What I'm building is a small-batch rig -- set up to brew either one or two gallons at a time. This has two purposes:
- brewing styles of beer Kevin doesn't like.
- experimentation (for SCIENCE!!!!)
Here's what I own, and am going to experiment on, for small batches:
- 3-gallon glass carboy (primary fermentation)
- 1-gallon glass jug (secondary fermentation)
- Bottle-filling wand and 3/8" tubing
- #6 stopper
- 2x 3-piece airlock (easier to clean than the 1-piece, and only $0.10 more)
- Funnel
It's a simple setup which costs less than $30. Since this is for very small, experimental batches, I'm thinking of going with the flip-top style bottles. But I may just do regular capping. I'll try capping first. I have a capper anyway, and I've been saving/cleaning used beer-bottles for years. Here's the other equipment I have that you don't necessarily need, but is kinda nice:
- Bench-style capper. Makes bottle-capping a lot easier than the accordion-style
- Hydrometer - used for reading the specific gravity of your wort and beer
- Syphon-starter/racking cane. Starting syphoning manually really sucks
- Sink-mount bottle/carboy washer
- Beer 'thief' - used for taking samples from the carboy, for gravity readings
- Thermometer. I have a digital probe thermometer I plan on using. You can use any thermometer that will give you good readings between 90-212F.
- Bottle washer. Hooks up to a utility sink, and sprays water at high pressure into your bottles for washing/wrinsing.
- Bottling bucket. 6-gallon bucket with spigot. This means you don't have to siphon beer into your bottles, making the whole process a bit easier.
- carboy dryer. It's a little stand that you hang a carboy upside-down on, and it drips dry.
- hose clamps - standard plumbing supply I'd use to clamp the 3/8" tube to the racking cane during siphoning, to prevent oxygenation of the wort.
Stuff I plan on getting to streamline the process and make it easier:
- Bottle tree and sanitizer injector. Makes it easy to wash, dry, and sanitize your bottles.
- Refractometer - can be used to take initial gravity reading of your wort, but uses drops instead of 6-8oz like a hydrometer.
- 6.5 and 5 gallon carboys. I want to step up to big batches someday.

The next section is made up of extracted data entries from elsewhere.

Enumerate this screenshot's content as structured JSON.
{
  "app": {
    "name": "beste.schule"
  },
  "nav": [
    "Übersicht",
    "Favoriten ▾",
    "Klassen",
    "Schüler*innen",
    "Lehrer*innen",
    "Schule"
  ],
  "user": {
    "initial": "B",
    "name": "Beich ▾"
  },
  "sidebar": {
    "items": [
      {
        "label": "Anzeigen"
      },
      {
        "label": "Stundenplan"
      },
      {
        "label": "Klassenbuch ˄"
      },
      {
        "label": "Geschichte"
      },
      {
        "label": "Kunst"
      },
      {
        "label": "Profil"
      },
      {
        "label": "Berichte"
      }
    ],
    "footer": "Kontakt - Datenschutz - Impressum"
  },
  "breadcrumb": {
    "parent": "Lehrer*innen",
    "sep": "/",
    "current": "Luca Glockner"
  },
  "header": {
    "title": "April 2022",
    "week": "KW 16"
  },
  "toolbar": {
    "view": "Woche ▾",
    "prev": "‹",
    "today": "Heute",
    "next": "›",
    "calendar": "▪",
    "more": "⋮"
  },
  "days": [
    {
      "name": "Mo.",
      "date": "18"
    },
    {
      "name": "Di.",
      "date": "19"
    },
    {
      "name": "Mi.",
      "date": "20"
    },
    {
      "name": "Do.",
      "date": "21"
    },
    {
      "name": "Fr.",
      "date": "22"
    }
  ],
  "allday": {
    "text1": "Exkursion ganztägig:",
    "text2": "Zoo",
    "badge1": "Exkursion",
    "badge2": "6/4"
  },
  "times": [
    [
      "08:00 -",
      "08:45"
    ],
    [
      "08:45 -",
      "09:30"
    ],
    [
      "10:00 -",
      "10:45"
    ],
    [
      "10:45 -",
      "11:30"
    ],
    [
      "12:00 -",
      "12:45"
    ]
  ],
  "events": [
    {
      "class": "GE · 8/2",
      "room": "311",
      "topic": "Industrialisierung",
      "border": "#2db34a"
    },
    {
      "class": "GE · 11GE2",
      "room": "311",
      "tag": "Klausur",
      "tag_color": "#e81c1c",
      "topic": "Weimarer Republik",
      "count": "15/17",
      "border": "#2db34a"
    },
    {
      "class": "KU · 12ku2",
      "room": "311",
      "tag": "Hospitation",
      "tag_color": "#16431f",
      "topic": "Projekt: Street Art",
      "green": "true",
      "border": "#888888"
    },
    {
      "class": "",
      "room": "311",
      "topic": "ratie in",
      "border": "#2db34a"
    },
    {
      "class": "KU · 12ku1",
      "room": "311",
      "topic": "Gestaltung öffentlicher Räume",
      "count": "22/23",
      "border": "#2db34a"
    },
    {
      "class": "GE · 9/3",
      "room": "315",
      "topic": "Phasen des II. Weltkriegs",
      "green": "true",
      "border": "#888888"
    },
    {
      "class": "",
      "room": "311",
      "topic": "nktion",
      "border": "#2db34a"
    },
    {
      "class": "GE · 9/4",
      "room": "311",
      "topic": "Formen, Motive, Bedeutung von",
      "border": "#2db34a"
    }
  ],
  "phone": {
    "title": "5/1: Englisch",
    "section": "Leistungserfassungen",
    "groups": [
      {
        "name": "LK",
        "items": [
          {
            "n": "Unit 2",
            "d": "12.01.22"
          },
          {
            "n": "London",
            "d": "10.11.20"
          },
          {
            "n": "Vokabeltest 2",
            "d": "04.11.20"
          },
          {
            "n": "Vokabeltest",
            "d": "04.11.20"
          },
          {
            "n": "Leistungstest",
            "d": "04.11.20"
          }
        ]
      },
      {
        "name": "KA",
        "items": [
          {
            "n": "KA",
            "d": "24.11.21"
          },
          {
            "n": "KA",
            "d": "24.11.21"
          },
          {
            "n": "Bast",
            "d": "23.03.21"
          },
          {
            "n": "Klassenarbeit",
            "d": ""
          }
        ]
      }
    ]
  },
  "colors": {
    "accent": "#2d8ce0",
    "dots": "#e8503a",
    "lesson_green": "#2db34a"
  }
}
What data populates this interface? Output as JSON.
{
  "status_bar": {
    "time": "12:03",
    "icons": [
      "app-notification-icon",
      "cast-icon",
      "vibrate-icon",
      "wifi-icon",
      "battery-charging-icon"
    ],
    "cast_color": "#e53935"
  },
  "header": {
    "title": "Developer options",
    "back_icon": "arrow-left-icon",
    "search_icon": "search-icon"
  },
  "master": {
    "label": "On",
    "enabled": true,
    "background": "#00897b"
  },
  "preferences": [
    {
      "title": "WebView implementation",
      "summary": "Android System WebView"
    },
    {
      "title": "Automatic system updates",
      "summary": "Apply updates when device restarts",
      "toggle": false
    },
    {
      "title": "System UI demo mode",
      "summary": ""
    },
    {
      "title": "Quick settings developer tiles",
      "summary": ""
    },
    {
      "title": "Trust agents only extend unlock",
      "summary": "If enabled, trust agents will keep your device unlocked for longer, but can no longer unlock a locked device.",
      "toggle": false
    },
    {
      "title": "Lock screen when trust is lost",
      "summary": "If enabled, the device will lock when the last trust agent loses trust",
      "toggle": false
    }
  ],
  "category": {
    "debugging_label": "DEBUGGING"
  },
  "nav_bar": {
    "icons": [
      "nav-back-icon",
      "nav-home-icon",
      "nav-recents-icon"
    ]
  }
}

- wort chiller - a coil of copper tubing you stick in the wort, and then run cold water through. Brings the wort down to pitching temperatures real fast. Absolutely necessary for full 5-gallon boil
- 8 gallon brew kettle with built-in thermometer and spigot. Nice to have for a full-gallon boil. Do you want to lift a brew-pot filled with 5 gallons of liquid and pour it through a funnel? I don't. The built-in thermometer makes things easy.
- false bottom for said brew kettle. This would be a step towards all-grain brewing, allowing me to use my brew kettle as a mash tun
- kegging equipment. Bottling kinda sucks. It would be nice to re-rack the finished beer into a keg, add some pressure, and be done.
Absolutely crazy stuff I want, because I'm insane:
- a magnetic stir plate - makes making yeast starters easy and more effective
- digital scale with a 0.05 gram accuracy. I'm doing small batch brewing, and my scale is only accurate to about 2g. Since I use 2-4g of yeast in a small batch, that is bad.
Where do I get my supplies? A combination of sources:
- Corrado's Beer and Wine in Clifton, NJ — Equipment is cheap, but ingredients are expensive, and stock is random.
- Gaslight Brewery in South Orange, NJ — They don't have a catalog, so you have to call ahead and ask for what you want, but they're just around the corner from me and have tasty food and beer.
- Austin Homebrew — good prices on ingredients, flat rate $6.99 shipping.
- Norther Brewer — good prices on ingredients, flat rate $7.99 shipping for anything that's not too big and heavy.
- More Beer! — a ton of high-quality equipment and ingredient options, but website sucks and it's a pain to find what you need. Also, free shipping on most orders of $59 or more.